Download specific records with filter logic
If you only need specific patients (records), you can use REDCap’s filter logic to specify which records the API should to download. This can make downloading a lot faster if you have a large database. For example, you might only need the patients that were included in your study (included=1) and got the disease you are interested in (disease=1). To select these records, you only need to add a single line to the
shell `curlpath' /// --output `outfile'.csv /// --form token=`token' /// --form content=record /// --form format=csv /// --form type=flat /// --form filterLogic="[included]='1' and [disease]='1'" /// `apiurl'
Download specific variables
Similarly to the example above, you might not want to download all variables. This could be relevant if only want inclusion status and disease status but don’t want to download patient identifiable data like social security numbers etc. You can then specify the variables you want to download by adding the
--form fields=varname option:
shell `curlpath' /// --output `outfile'.csv /// --form token=`token' /// --form content=record /// --form format=csv /// --form type=flat /// --form fields=included /// --form fields=disease /// `apiurl'
There are tons of options like this. Check sources for more inspiration.

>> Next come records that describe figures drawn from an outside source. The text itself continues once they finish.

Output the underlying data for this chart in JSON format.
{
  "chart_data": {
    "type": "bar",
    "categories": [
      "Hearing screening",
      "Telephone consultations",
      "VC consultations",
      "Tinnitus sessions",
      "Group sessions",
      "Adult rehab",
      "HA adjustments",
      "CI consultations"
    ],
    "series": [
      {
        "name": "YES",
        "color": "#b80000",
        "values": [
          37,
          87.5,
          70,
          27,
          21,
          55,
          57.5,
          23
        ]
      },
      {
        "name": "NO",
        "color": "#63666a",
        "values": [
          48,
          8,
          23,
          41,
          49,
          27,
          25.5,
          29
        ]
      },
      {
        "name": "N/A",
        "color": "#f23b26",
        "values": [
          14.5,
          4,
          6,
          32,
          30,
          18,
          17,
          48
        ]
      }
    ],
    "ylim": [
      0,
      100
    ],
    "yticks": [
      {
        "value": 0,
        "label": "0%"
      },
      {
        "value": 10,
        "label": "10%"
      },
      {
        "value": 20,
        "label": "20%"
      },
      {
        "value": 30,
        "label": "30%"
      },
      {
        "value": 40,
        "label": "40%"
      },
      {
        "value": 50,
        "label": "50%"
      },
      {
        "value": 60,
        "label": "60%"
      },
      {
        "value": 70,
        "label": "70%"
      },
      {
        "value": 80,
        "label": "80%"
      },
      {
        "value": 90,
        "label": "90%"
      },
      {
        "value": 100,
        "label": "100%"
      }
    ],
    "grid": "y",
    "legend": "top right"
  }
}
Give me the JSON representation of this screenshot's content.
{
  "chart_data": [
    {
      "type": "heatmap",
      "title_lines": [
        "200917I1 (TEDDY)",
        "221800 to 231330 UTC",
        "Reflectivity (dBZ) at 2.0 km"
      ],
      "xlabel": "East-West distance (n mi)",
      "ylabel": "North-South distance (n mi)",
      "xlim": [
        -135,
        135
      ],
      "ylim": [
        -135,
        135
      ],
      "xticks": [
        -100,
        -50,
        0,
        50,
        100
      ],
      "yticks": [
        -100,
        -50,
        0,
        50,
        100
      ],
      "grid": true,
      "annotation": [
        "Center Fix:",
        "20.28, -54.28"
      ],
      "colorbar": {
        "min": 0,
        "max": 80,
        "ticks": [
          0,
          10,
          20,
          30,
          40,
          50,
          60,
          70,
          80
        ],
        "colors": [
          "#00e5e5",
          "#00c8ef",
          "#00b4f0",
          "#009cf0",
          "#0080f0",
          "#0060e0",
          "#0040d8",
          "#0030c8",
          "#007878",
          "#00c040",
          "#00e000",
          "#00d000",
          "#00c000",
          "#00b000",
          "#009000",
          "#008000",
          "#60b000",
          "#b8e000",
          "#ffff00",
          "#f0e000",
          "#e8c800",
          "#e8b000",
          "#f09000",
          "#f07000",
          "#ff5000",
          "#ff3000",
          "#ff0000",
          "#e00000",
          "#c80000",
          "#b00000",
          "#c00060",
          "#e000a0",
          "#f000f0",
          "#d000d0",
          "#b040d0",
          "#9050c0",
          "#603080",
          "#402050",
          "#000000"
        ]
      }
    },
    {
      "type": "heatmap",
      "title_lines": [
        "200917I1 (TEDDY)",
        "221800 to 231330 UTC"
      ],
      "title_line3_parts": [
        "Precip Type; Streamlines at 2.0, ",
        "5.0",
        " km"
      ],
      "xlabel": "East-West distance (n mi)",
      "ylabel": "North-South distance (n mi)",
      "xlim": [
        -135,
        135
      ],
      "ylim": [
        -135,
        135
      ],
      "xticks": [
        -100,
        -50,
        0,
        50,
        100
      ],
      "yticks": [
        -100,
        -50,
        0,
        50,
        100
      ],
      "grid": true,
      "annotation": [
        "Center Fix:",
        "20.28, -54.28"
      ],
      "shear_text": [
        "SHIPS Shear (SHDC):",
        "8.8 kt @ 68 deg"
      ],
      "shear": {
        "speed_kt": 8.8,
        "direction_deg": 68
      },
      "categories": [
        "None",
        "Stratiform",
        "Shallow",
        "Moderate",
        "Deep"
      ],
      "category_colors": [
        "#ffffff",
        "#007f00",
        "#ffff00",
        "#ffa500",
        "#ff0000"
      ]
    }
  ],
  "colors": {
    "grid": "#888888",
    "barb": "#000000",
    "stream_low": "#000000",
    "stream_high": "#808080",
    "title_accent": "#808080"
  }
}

Most of this code is heavily inspired by (i.e. copy-pasted from) this magnificent code posted on Github. It is written by “Luke” who appears to be REDCap’s version of Dumbledore. Thanks Luke!
He has also writting a bunch do files for doing more complex stuff with the API that you should check out, if you want to download metadata, download specific data forms, reports etc, or if you want to learn how to upload data.